For a portrait artist seeking to create a likeness measuring is essential since it reveals the proportions.There are many systems of measurement including a grid placed over the subject that can be scaled up or down. We have explored the comparative method by simply measuring and comparing lengths, proportions and features. You create your own “piece of measurement”, such as an eye. This method trains us to draw any subject such as landscapes, figurative work and still lifes.
Since we have practiced using a “free” method of making loose gestural marks which help us get a feel of the subject, a place to get started, we can begin overlaying the intuitive gestures with more accurate measuring. For instance, how many “eyes” wide is the head? Is the nose an “eye wide”? Half of that? How about the forehead? Keep using the “eye wide” to develop all measurements.

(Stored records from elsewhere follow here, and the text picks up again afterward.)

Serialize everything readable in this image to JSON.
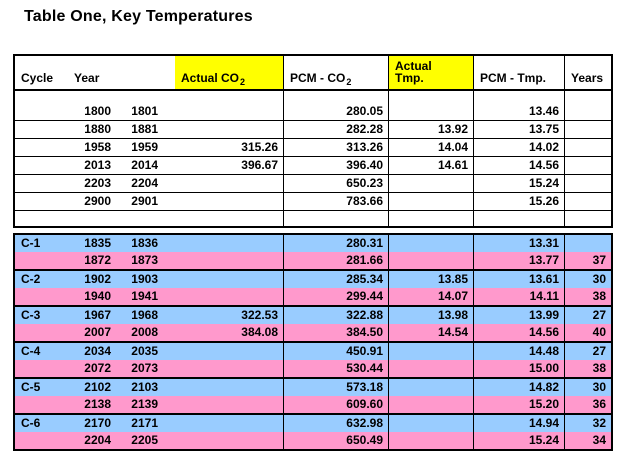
{
  "title": "Table One, Key Temperatures",
  "colors": {
    "highlight_yellow": "#FFFF00",
    "cycle_row_blue": "#99CCFF",
    "cycle_row_pink": "#FF99CC",
    "border": "#000000"
  },
  "header": {
    "cycle": "Cycle",
    "year": "Year",
    "actual_co2": {
      "text": "Actual CO",
      "sub": "2"
    },
    "pcm_co2": {
      "text": "PCM - CO",
      "sub": "2"
    },
    "actual_tmp": {
      "line1": "Actual",
      "line2": "Tmp."
    },
    "pcm_tmp": "PCM - Tmp.",
    "years": "Years"
  },
  "top_rows": [
    {
      "cycle": "",
      "year1": "1800",
      "year2": "1801",
      "actual_co2": "",
      "pcm_co2": "280.05",
      "actual_tmp": "",
      "pcm_tmp": "13.46",
      "years": ""
    },
    {
      "cycle": "",
      "year1": "1880",
      "year2": "1881",
      "actual_co2": "",
      "pcm_co2": "282.28",
      "actual_tmp": "13.92",
      "pcm_tmp": "13.75",
      "years": ""
    },
    {
      "cycle": "",
      "year1": "1958",
      "year2": "1959",
      "actual_co2": "315.26",
      "pcm_co2": "313.26",
      "actual_tmp": "14.04",
      "pcm_tmp": "14.02",
      "years": ""
    },
    {
      "cycle": "",
      "year1": "2013",
      "year2": "2014",
      "actual_co2": "396.67",
      "pcm_co2": "396.40",
      "actual_tmp": "14.61",
      "pcm_tmp": "14.56",
      "years": ""
    },
    {
      "cycle": "",
      "year1": "2203",
      "year2": "2204",
      "actual_co2": "",
      "pcm_co2": "650.23",
      "actual_tmp": "",
      "pcm_tmp": "15.24",
      "years": ""
    },
    {
      "cycle": "",
      "year1": "2900",
      "year2": "2901",
      "actual_co2": "",
      "pcm_co2": "783.66",
      "actual_tmp": "",
      "pcm_tmp": "15.26",
      "years": ""
    }
  ],
  "cycles": [
    {
      "label": "C-1",
      "blue": {
        "cycle": "C-1",
        "year1": "1835",
        "year2": "1836",
        "actual_co2": "",
        "pcm_co2": "280.31",
        "actual_tmp": "",
        "pcm_tmp": "13.31",
        "years": ""
      },
      "pink": {
        "cycle": "",
        "year1": "1872",
        "year2": "1873",
        "actual_co2": "",
        "pcm_co2": "281.66",
        "actual_tmp": "",
        "pcm_tmp": "13.77",
        "years": "37"
      }
    },
    {
      "label": "C-2",
      "blue": {
        "cycle": "C-2",
        "year1": "1902",
        "year2": "1903",
        "actual_co2": "",
        "pcm_co2": "285.34",
        "actual_tmp": "13.85",
        "pcm_tmp": "13.61",
        "years": "30"
      },
      "pink": {
        "cycle": "",
        "year1": "1940",
        "year2": "1941",
        "actual_co2": "",
        "pcm_co2": "299.44",
        "actual_tmp": "14.07",
        "pcm_tmp": "14.11",
        "years": "38"
      }
    },
    {
      "label": "C-3",
      "blue": {
        "cycle": "C-3",
        "year1": "1967",
        "year2": "1968",
        "actual_co2": "322.53",
        "pcm_co2": "322.88",
        "actual_tmp": "13.98",
        "pcm_tmp": "13.99",
        "years": "27"
      },
      "pink": {
        "cycle": "",
        "year1": "2007",
        "year2": "2008",
        "actual_co2": "384.08",
        "pcm_co2": "384.50",
        "actual_tmp": "14.54",
        "pcm_tmp": "14.56",
        "years": "40"
      }
    },
    {
      "label": "C-4",
      "blue": {
        "cycle": "C-4",
        "year1": "2034",
        "year2": "2035",
        "actual_co2": "",
        "pcm_co2": "450.91",
        "actual_tmp": "",
        "pcm_tmp": "14.48",
        "years": "27"
      },
      "pink": {
        "cycle": "",
        "year1": "2072",
        "year2": "2073",
        "actual_co2": "",
        "pcm_co2": "530.44",
        "actual_tmp": "",
        "pcm_tmp": "15.00",
        "years": "38"
      }
    },
    {
      "label": "C-5",
      "blue": {
        "cycle": "C-5",
        "year1": "2102",
        "year2": "2103",
        "actual_co2": "",
        "pcm_co2": "573.18",
        "actual_tmp": "",
        "pcm_tmp": "14.82",
        "years": "30"
      },
      "pink": {
        "cycle": "",
        "year1": "2138",
        "year2": "2139",
        "actual_co2": "",
        "pcm_co2": "609.60",
        "actual_tmp": "",
        "pcm_tmp": "15.20",
        "years": "36"
      }
    },
    {
      "label": "C-6",
      "blue": {
        "cycle": "C-6",
        "year1": "2170",
        "year2": "2171",
        "actual_co2": "",
        "pcm_co2": "632.98",
        "actual_tmp": "",
        "pcm_tmp": "14.94",
        "years": "32"
      },
      "pink": {
        "cycle": "",
        "year1": "2204",
        "year2": "2205",
        "actual_co2": "",
        "pcm_co2": "650.49",
        "actual_tmp": "",
        "pcm_tmp": "15.24",
        "years": "34"
      }
    }
  ]
}
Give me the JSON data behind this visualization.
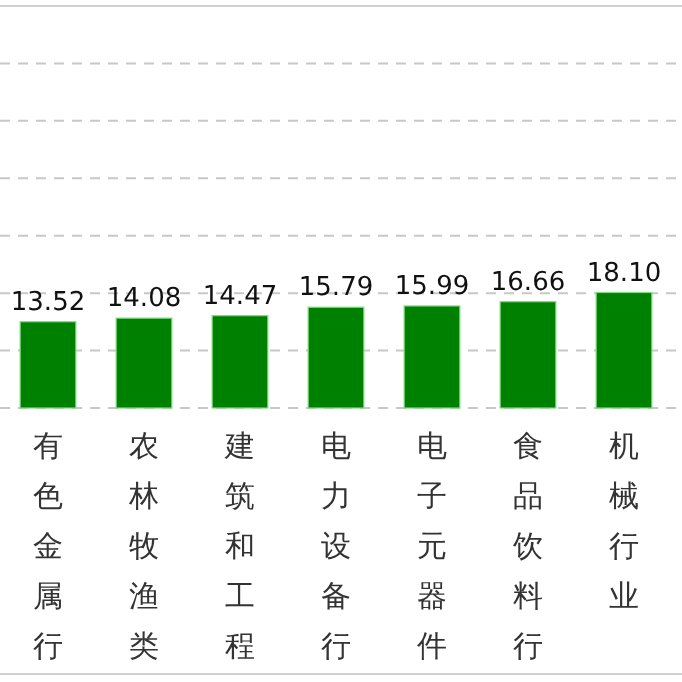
{
  "chart_data": {
    "type": "bar",
    "categories": [
      "有色金属行",
      "农林牧渔类",
      "建筑和工程",
      "电力设备行",
      "电子元器件",
      "食品饮料行",
      "机械行业"
    ],
    "values": [
      13.52,
      14.08,
      14.47,
      15.79,
      15.99,
      16.66,
      18.1
    ],
    "color": "#008000",
    "value_labels": [
      "13.52",
      "14.08",
      "14.47",
      "15.79",
      "15.99",
      "16.66",
      "18.10"
    ],
    "ylim": [
      0,
      63
    ],
    "yticks": [
      {
        "value": 0,
        "label": null
      },
      {
        "value": 9,
        "label": null
      },
      {
        "value": 18,
        "label": null
      },
      {
        "value": 27,
        "label": null
      },
      {
        "value": 36,
        "label": null
      },
      {
        "value": 45,
        "label": null
      },
      {
        "value": 54,
        "label": null
      }
    ],
    "grid": "y",
    "tick_labels": "x"
  }
}
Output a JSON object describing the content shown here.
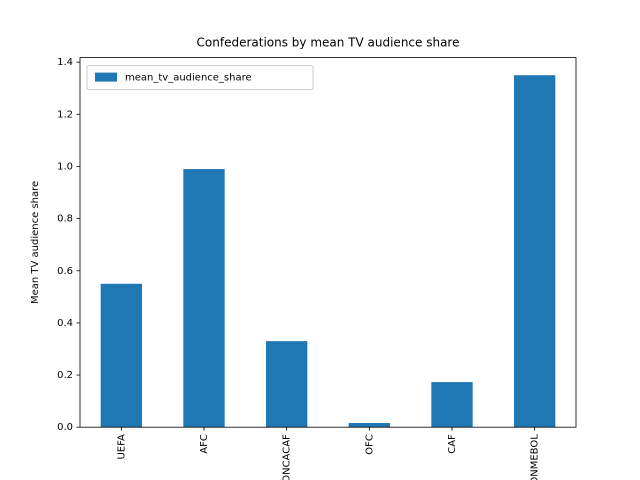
{
  "chart_data": {
    "type": "bar",
    "title": "Confederations by mean TV audience share",
    "ylabel": "Mean TV audience share",
    "categories": [
      "UEFA",
      "AFC",
      "CONCACAF",
      "OFC",
      "CAF",
      "CONMEBOL"
    ],
    "series": [
      {
        "name": "mean_tv_audience_share",
        "color": "#1f77b4",
        "values": [
          0.55,
          0.99,
          0.33,
          0.016,
          0.173,
          1.35
        ]
      }
    ],
    "ylim": [
      0,
      1.4175
    ],
    "yticks": [
      {
        "value": 0,
        "label": "0.0"
      },
      0.2,
      0.4,
      0.6,
      0.8,
      {
        "value": 1,
        "label": "1.0"
      },
      1.2,
      1.4
    ],
    "legend": "upper left"
  }
}
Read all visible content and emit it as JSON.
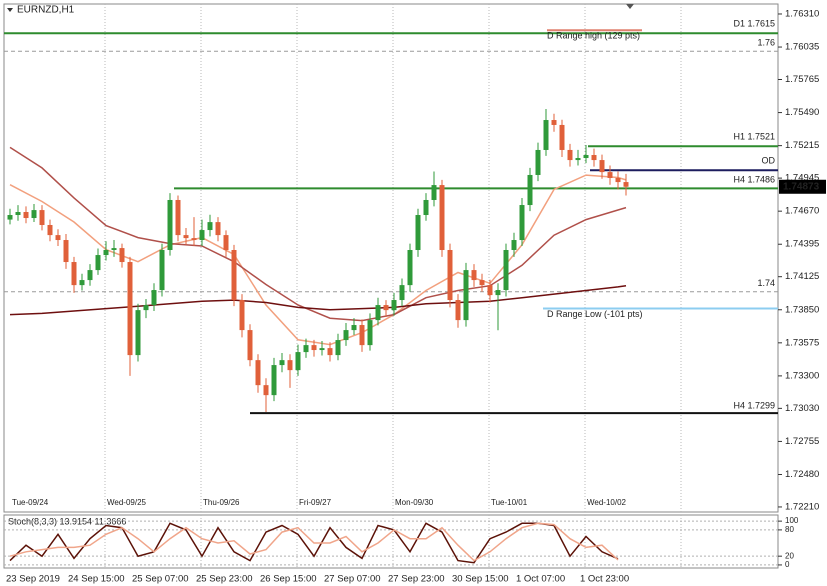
{
  "chart_data": [
    {
      "type": "candlestick",
      "title": "EURNZD,H1",
      "up_color": "#2f9a3a",
      "down_color": "#e0603a",
      "xlim": [
        -0.75,
        96
      ],
      "ylim": [
        1.72168,
        1.76393
      ],
      "grid": false,
      "yticks": [
        {
          "value": 1.7631,
          "label": "1.76310"
        },
        1.76035,
        1.75765,
        {
          "value": 1.7549,
          "label": "1.75490"
        },
        1.75215,
        1.74945,
        {
          "value": 1.7467,
          "label": "1.74670"
        },
        1.74395,
        1.74125,
        {
          "value": 1.7385,
          "label": "1.73850"
        },
        1.73575,
        {
          "value": 1.733,
          "label": "1.73300"
        },
        {
          "value": 1.7303,
          "label": "1.73030"
        },
        1.72755,
        {
          "value": 1.7248,
          "label": "1.72480"
        },
        {
          "value": 1.7221,
          "label": "1.72210"
        }
      ],
      "day_labels": [
        "Tue-09/24",
        "Wed-09/25",
        "Thu-09/26",
        "Fri-09/27",
        "Mon-09/30",
        "Tue-10/01",
        "Wed-10/02"
      ],
      "candles": [
        [
          1.746,
          1.7469,
          1.7456,
          1.74638
        ],
        [
          1.74638,
          1.7472,
          1.7459,
          1.74663
        ],
        [
          1.74663,
          1.7471,
          1.7457,
          1.74613
        ],
        [
          1.74613,
          1.7473,
          1.7458,
          1.74679
        ],
        [
          1.74679,
          1.7472,
          1.7451,
          1.74555
        ],
        [
          1.74555,
          1.746,
          1.7442,
          1.74471
        ],
        [
          1.74471,
          1.7452,
          1.7438,
          1.7443
        ],
        [
          1.7443,
          1.7448,
          1.7419,
          1.74247
        ],
        [
          1.74247,
          1.7429,
          1.7399,
          1.74055
        ],
        [
          1.74055,
          1.7415,
          1.7401,
          1.74097
        ],
        [
          1.74097,
          1.7423,
          1.7405,
          1.7418
        ],
        [
          1.7418,
          1.7436,
          1.7414,
          1.74305
        ],
        [
          1.74305,
          1.7442,
          1.7426,
          1.74347
        ],
        [
          1.74347,
          1.7443,
          1.7429,
          1.74363
        ],
        [
          1.74363,
          1.744,
          1.742,
          1.74247
        ],
        [
          1.74247,
          1.7429,
          1.733,
          1.73473
        ],
        [
          1.73473,
          1.739,
          1.7342,
          1.73847
        ],
        [
          1.73847,
          1.7394,
          1.7378,
          1.73889
        ],
        [
          1.73889,
          1.7407,
          1.7384,
          1.74014
        ],
        [
          1.74014,
          1.744,
          1.7396,
          1.74347
        ],
        [
          1.74347,
          1.7482,
          1.743,
          1.74763
        ],
        [
          1.74763,
          1.748,
          1.7442,
          1.74471
        ],
        [
          1.74471,
          1.7453,
          1.7439,
          1.74446
        ],
        [
          1.74446,
          1.7462,
          1.7438,
          1.7443
        ],
        [
          1.7443,
          1.746,
          1.7438,
          1.74513
        ],
        [
          1.74513,
          1.7464,
          1.7446,
          1.74579
        ],
        [
          1.74579,
          1.7462,
          1.7442,
          1.74471
        ],
        [
          1.74471,
          1.7451,
          1.7429,
          1.74347
        ],
        [
          1.74347,
          1.7439,
          1.7388,
          1.73931
        ],
        [
          1.73931,
          1.7398,
          1.7362,
          1.73681
        ],
        [
          1.73681,
          1.7373,
          1.7338,
          1.73431
        ],
        [
          1.73431,
          1.7348,
          1.7316,
          1.73223
        ],
        [
          1.73223,
          1.7328,
          1.73,
          1.7314
        ],
        [
          1.7314,
          1.7345,
          1.7309,
          1.7339
        ],
        [
          1.7339,
          1.7349,
          1.7333,
          1.73431
        ],
        [
          1.73431,
          1.7348,
          1.732,
          1.73348
        ],
        [
          1.73348,
          1.7356,
          1.733,
          1.73498
        ],
        [
          1.73498,
          1.7361,
          1.7345,
          1.73556
        ],
        [
          1.73556,
          1.736,
          1.7346,
          1.73515
        ],
        [
          1.73515,
          1.7359,
          1.7347,
          1.73531
        ],
        [
          1.73531,
          1.7358,
          1.7342,
          1.73473
        ],
        [
          1.73473,
          1.7365,
          1.7343,
          1.73598
        ],
        [
          1.73598,
          1.7374,
          1.7355,
          1.73681
        ],
        [
          1.73681,
          1.7378,
          1.7364,
          1.73723
        ],
        [
          1.73723,
          1.7377,
          1.735,
          1.73556
        ],
        [
          1.73556,
          1.7382,
          1.7351,
          1.73764
        ],
        [
          1.73764,
          1.7395,
          1.7372,
          1.73889
        ],
        [
          1.73889,
          1.7393,
          1.7379,
          1.73847
        ],
        [
          1.73847,
          1.7399,
          1.738,
          1.73931
        ],
        [
          1.73931,
          1.7411,
          1.7388,
          1.74055
        ],
        [
          1.74055,
          1.744,
          1.74,
          1.74347
        ],
        [
          1.74347,
          1.7469,
          1.7429,
          1.74638
        ],
        [
          1.74638,
          1.7482,
          1.7459,
          1.74763
        ],
        [
          1.74763,
          1.75,
          1.7471,
          1.74887
        ],
        [
          1.74887,
          1.7493,
          1.7429,
          1.74347
        ],
        [
          1.74347,
          1.744,
          1.7387,
          1.73931
        ],
        [
          1.73931,
          1.7398,
          1.737,
          1.73764
        ],
        [
          1.73764,
          1.7424,
          1.7371,
          1.7418
        ],
        [
          1.7418,
          1.7423,
          1.7404,
          1.74097
        ],
        [
          1.74097,
          1.7415,
          1.74,
          1.74055
        ],
        [
          1.74055,
          1.741,
          1.7391,
          1.73972
        ],
        [
          1.73972,
          1.7407,
          1.7368,
          1.74014
        ],
        [
          1.74014,
          1.744,
          1.7396,
          1.74347
        ],
        [
          1.74347,
          1.7449,
          1.7429,
          1.7443
        ],
        [
          1.7443,
          1.7478,
          1.7438,
          1.74721
        ],
        [
          1.74721,
          1.7503,
          1.7467,
          1.74971
        ],
        [
          1.74971,
          1.7524,
          1.7492,
          1.75179
        ],
        [
          1.75179,
          1.7552,
          1.7513,
          1.75428
        ],
        [
          1.75428,
          1.7548,
          1.7533,
          1.75387
        ],
        [
          1.75387,
          1.7543,
          1.7512,
          1.75179
        ],
        [
          1.75179,
          1.7523,
          1.7504,
          1.75095
        ],
        [
          1.75095,
          1.7518,
          1.7505,
          1.75112
        ],
        [
          1.75112,
          1.7522,
          1.7507,
          1.75137
        ],
        [
          1.75137,
          1.7519,
          1.7504,
          1.75095
        ],
        [
          1.75095,
          1.7514,
          1.7494,
          1.74995
        ],
        [
          1.74995,
          1.7505,
          1.7489,
          1.74946
        ],
        [
          1.74946,
          1.75,
          1.7485,
          1.74912
        ],
        [
          1.74912,
          1.7498,
          1.748,
          1.74873
        ]
      ],
      "x": [
        0,
        4,
        8,
        12,
        16,
        20,
        24,
        28,
        32,
        36,
        40,
        44,
        48,
        52,
        56,
        60,
        64,
        68,
        72,
        76,
        77
      ],
      "series": [
        {
          "color": "#f2a07e",
          "values": [
            1.7489,
            1.7475,
            1.7458,
            1.7435,
            1.7425,
            1.7439,
            1.7445,
            1.7431,
            1.7389,
            1.736,
            1.7356,
            1.7366,
            1.7381,
            1.7401,
            1.7416,
            1.7407,
            1.7439,
            1.7485,
            1.7497,
            1.7495,
            1.7493
          ]
        },
        {
          "color": "#b0504a",
          "values": [
            1.752,
            1.7503,
            1.7478,
            1.7455,
            1.7445,
            1.744,
            1.7438,
            1.7425,
            1.7406,
            1.7389,
            1.7378,
            1.7376,
            1.7381,
            1.7395,
            1.7401,
            1.7405,
            1.7422,
            1.7447,
            1.746,
            1.7468,
            1.747
          ]
        },
        {
          "color": "#6e0f0f",
          "values": [
            1.7381,
            1.7382,
            1.7384,
            1.7386,
            1.7388,
            1.739,
            1.7392,
            1.7393,
            1.7391,
            1.7387,
            1.7385,
            1.7386,
            1.7387,
            1.739,
            1.7391,
            1.7392,
            1.7395,
            1.7398,
            1.7401,
            1.7404,
            1.7405
          ]
        }
      ],
      "levels": [
        {
          "label": "D1 1.7615",
          "value": 1.7615,
          "color": "#2e8b2e",
          "style": "solid"
        },
        {
          "label": "D Range high (129 pts)",
          "value": 1.76175,
          "color": "#e0806e",
          "style": "solid"
        },
        {
          "label": "1.76",
          "value": 1.76,
          "color": "#9a9a9a",
          "style": "dashed"
        },
        {
          "label": "H1 1.7521",
          "value": 1.7521,
          "color": "#2e8b2e",
          "style": "solid"
        },
        {
          "label": "OD",
          "value": 1.7501,
          "color": "#1c1c5e",
          "style": "solid"
        },
        {
          "label": "H4 1.7486",
          "value": 1.7486,
          "color": "#2e8b2e",
          "style": "solid"
        },
        {
          "label": "1.74",
          "value": 1.74,
          "color": "#9a9a9a",
          "style": "dashed"
        },
        {
          "label": "D Range Low (-101 pts)",
          "value": 1.7386,
          "color": "#8ccdf0",
          "style": "solid"
        },
        {
          "label": "H4 1.7299",
          "value": 1.7299,
          "color": "#111111",
          "style": "solid"
        }
      ],
      "last_price": 1.74873
    },
    {
      "type": "line",
      "title": "Stoch(8,3,3) 13.9154 11.3666",
      "xlim": [
        -0.75,
        96
      ],
      "ylim": [
        -7,
        114
      ],
      "grid": true,
      "yticks": [
        100,
        80,
        20,
        0
      ],
      "x": [
        0,
        2,
        4,
        6,
        8,
        10,
        12,
        14,
        16,
        18,
        20,
        22,
        24,
        26,
        28,
        30,
        32,
        34,
        36,
        38,
        40,
        42,
        44,
        46,
        48,
        50,
        52,
        54,
        56,
        58,
        60,
        62,
        64,
        66,
        68,
        70,
        72,
        74,
        76
      ],
      "series": [
        {
          "color": "#5c1208",
          "values": [
            10,
            45,
            20,
            70,
            15,
            60,
            90,
            85,
            20,
            30,
            95,
            80,
            20,
            85,
            30,
            10,
            75,
            90,
            70,
            20,
            85,
            40,
            15,
            90,
            80,
            30,
            95,
            75,
            10,
            5,
            60,
            75,
            95,
            95,
            90,
            20,
            65,
            30,
            13.9
          ]
        },
        {
          "color": "#f0a58a",
          "values": [
            20,
            30,
            35,
            40,
            40,
            45,
            70,
            85,
            60,
            30,
            60,
            85,
            60,
            50,
            55,
            25,
            35,
            75,
            85,
            50,
            50,
            65,
            30,
            50,
            80,
            60,
            60,
            85,
            45,
            10,
            30,
            60,
            85,
            95,
            92,
            60,
            40,
            45,
            11.4
          ]
        }
      ]
    }
  ],
  "time_axis": [
    "23 Sep 2019",
    "24 Sep 15:00",
    "25 Sep 07:00",
    "25 Sep 23:00",
    "26 Sep 15:00",
    "27 Sep 07:00",
    "27 Sep 23:00",
    "30 Sep 15:00",
    "1 Oct 07:00",
    "1 Oct 23:00"
  ]
}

Next comes blocking in the darks and allowing the negative space around the subject to often join with the darks within the subject. These joined shapes allow for lost and found edges and prevent the subject from feeling like a cut-out silhouette stuck on a background. This is also a place where the artist’s own “signature” marks come in to play using bold side strokes of the conte or charcoal or calligraphy marks of lineĀ and hatching.
The traditional conte palette (favored by the Old Masters) of sanguine which is a warm terra cotta, the chocolate brown of bistre, black and white gives a classic feel to portraiture and is a simplified range of cools and warms that occur throughout the head.